Les Mexicains ont retourné les canons texans, tirant à bout portant sur les portes des casernes. Les défenseurs étourdis et blessés qui se trouvaient à l’intérieur furent alors passés à la baïonnette. Dans une de ces pièces, Bowie a été tué dans son lit de malade. Les Mexicains enragés ont jeté son corps sur leurs baïonnettes comme du foin. Finalement, les lourdes portes de l’église ont été enfoncées et, après un bref mais féroce combat au corps à corps, les derniers défenseurs ont été tués. Dans une suite cauchemardesque, les Mexicains assassinent les blessés et mutilent les morts.
Le général Castrillon, cependant, arrête ses soldats en marche devant une poignée de défenseurs exténués et ensanglantés. Offrant sa clémence, il les convainc de se rendre. Parmi ce pitoyable reste se trouvait Crockett.
Le soleil venait de se lever lorsque Castrillón fit marcher ses prisonniers, au nombre de sept, dans la cour d’Alamo. Santa Anna et son état-major avaient enfin osé entrer dans le fort, et le chef mexicain s’affairait à haranguer les troupes sur leur glorieuse victoire. Ayant perdu près d’un tiers de leurs effectifs en tués et blessés lors de la prise d’Alamo, les soldats n’étaient pas d’humeur particulièrement vaniteuse.
Le lieutenant-colonel José Enrique de la Peña a vu l’approche de Castrillón, notant en particulier un homme qui l’accompagnait : » Parmi eux se trouvait un homme de grande taille, bien proportionné, aux traits réguliers, sur le visage duquel on pouvait lire l’empreinte de l’adversité, mais chez qui on remarquait aussi un degré de résignation et de noblesse qui lui faisait honneur. Il s’agissait du naturaliste David Crockett, bien connu en Amérique du Nord pour ses aventures insolites.’
Santa Anna entre dans une colère noire lorsque Castrillón présente les prisonniers. Se tournant vers les troupes les plus proches de lui, les sapeurs, il ordonna l’exécution des Texans. Aucun officier ou soldat ne bougea. Ils en avaient assez de tuer. Humilié, Santa Anna ordonna à ses officiers d’état-major et à sa garde personnelle d’exécuter les meurtres. Sous le regard horrifié de Castrillón et de la Peña, les officiers ont utilisé leurs sabres sur les prisonniers sans défense.
Castrillón est parti en trombe vers sa tente et n’a plus adressé la parole à Santa Anna.

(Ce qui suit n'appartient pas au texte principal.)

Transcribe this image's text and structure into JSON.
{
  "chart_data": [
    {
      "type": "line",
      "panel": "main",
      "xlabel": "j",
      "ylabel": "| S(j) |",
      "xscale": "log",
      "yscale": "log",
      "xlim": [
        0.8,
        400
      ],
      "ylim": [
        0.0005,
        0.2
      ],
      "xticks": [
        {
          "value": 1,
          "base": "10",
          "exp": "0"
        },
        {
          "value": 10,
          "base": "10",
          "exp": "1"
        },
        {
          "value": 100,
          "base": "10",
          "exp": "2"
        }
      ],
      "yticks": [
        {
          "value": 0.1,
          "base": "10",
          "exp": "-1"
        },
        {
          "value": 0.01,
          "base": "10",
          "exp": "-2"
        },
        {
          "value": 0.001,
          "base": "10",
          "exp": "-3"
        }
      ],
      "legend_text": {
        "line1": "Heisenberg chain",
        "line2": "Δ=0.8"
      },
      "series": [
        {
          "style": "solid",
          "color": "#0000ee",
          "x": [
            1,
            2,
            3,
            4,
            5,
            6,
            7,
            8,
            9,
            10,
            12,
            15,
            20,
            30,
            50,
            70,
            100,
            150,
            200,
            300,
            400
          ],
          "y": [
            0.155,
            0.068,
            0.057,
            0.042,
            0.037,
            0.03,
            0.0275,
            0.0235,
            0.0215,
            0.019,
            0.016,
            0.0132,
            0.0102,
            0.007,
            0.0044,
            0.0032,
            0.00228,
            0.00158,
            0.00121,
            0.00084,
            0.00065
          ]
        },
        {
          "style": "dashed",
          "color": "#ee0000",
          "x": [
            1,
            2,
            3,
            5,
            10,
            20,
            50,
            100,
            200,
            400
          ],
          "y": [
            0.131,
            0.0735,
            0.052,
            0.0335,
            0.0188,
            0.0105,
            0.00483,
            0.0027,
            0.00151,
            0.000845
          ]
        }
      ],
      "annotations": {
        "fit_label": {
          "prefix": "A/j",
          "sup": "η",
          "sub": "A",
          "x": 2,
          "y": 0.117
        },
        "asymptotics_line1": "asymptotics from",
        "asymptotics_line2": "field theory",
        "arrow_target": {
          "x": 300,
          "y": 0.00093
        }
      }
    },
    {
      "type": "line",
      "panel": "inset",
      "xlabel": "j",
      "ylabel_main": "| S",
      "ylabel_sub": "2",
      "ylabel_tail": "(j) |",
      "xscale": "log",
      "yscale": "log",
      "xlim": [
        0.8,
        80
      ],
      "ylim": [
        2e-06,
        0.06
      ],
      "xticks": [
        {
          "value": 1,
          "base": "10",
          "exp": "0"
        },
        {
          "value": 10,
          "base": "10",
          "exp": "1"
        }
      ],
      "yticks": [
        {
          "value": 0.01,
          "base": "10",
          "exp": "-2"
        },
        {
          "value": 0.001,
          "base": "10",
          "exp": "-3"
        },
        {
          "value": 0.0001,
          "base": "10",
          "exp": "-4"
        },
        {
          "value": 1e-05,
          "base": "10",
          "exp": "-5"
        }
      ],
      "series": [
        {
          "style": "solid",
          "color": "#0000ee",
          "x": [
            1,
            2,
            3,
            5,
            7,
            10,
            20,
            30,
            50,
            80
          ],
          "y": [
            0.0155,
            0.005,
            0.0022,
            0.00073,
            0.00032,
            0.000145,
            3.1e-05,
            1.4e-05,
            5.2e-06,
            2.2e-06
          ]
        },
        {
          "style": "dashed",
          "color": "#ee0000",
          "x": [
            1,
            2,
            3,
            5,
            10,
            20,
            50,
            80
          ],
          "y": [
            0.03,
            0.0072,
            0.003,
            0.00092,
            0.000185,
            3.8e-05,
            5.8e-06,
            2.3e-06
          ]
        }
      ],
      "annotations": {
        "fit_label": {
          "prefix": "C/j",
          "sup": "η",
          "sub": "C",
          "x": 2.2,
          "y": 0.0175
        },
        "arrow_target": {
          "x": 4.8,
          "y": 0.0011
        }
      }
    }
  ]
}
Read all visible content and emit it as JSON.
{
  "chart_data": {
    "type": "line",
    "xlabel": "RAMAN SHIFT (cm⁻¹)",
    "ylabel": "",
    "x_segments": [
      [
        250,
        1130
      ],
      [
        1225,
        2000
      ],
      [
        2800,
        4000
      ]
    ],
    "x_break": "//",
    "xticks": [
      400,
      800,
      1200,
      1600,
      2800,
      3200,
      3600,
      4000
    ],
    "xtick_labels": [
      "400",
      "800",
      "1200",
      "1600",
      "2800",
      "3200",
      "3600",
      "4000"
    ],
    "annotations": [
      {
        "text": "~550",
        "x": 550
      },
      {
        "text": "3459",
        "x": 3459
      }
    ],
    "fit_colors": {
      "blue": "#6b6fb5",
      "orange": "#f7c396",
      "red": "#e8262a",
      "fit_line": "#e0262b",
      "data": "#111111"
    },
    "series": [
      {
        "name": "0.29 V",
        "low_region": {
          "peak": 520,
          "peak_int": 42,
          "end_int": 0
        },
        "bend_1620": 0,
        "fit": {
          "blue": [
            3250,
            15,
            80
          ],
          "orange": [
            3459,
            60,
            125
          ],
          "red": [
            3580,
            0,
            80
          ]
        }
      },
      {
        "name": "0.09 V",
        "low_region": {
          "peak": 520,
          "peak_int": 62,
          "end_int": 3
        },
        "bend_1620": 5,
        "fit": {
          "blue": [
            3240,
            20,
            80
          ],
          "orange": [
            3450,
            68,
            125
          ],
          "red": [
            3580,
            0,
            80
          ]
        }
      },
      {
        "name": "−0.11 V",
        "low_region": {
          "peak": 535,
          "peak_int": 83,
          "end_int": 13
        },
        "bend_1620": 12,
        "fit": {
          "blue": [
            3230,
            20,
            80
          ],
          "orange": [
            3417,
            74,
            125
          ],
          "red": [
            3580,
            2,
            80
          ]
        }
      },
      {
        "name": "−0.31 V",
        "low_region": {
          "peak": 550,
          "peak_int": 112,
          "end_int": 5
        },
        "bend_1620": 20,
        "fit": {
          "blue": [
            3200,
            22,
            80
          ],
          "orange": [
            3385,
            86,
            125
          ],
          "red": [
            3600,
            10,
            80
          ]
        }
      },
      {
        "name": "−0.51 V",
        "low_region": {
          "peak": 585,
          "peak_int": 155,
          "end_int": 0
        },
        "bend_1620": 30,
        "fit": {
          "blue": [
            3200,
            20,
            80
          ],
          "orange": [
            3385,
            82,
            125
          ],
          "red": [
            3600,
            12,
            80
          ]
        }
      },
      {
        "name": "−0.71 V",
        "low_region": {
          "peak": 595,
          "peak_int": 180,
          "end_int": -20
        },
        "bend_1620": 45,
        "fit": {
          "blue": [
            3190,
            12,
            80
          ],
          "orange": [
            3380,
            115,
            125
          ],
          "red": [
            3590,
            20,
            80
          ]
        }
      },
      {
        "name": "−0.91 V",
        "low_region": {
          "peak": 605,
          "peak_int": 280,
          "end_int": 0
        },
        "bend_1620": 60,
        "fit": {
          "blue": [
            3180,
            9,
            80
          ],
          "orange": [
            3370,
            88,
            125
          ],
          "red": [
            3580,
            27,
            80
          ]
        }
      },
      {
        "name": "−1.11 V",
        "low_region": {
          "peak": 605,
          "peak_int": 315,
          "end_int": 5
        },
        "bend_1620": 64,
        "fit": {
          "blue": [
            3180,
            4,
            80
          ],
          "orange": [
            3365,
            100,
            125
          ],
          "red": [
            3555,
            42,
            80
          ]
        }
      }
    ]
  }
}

Le vaillant Cubain périra à San Jacinto en avril alors que Houston conduira les Texans à la victoire et à l’indépendance. Peu de temps après que les captifs aient été tués, Mme Dickinson est sortie de sa cachette dans l’église. ‘J’ai reconnu le colonel Crockett gisant mort et mutilé entre l’église et le bâtiment de baraquement à deux étages,’ se souvient-elle des années plus tard, ‘et je me rappelle même avoir vu sa singulière casquette gisant à ses côtés.’
Le corps de Crockett a été jeté sur un bûcher funéraire avec ses compagnons défenseurs d’Alamo. De ces cendres est née une légende aux proportions gigantesques. Crockett, depuis si longtemps le symbole de l’Amérique démocratique, avait maintenant péri en défendant les vertus mêmes qu’il symbolisait. Une glorieuse immortalité devait être sa récompense.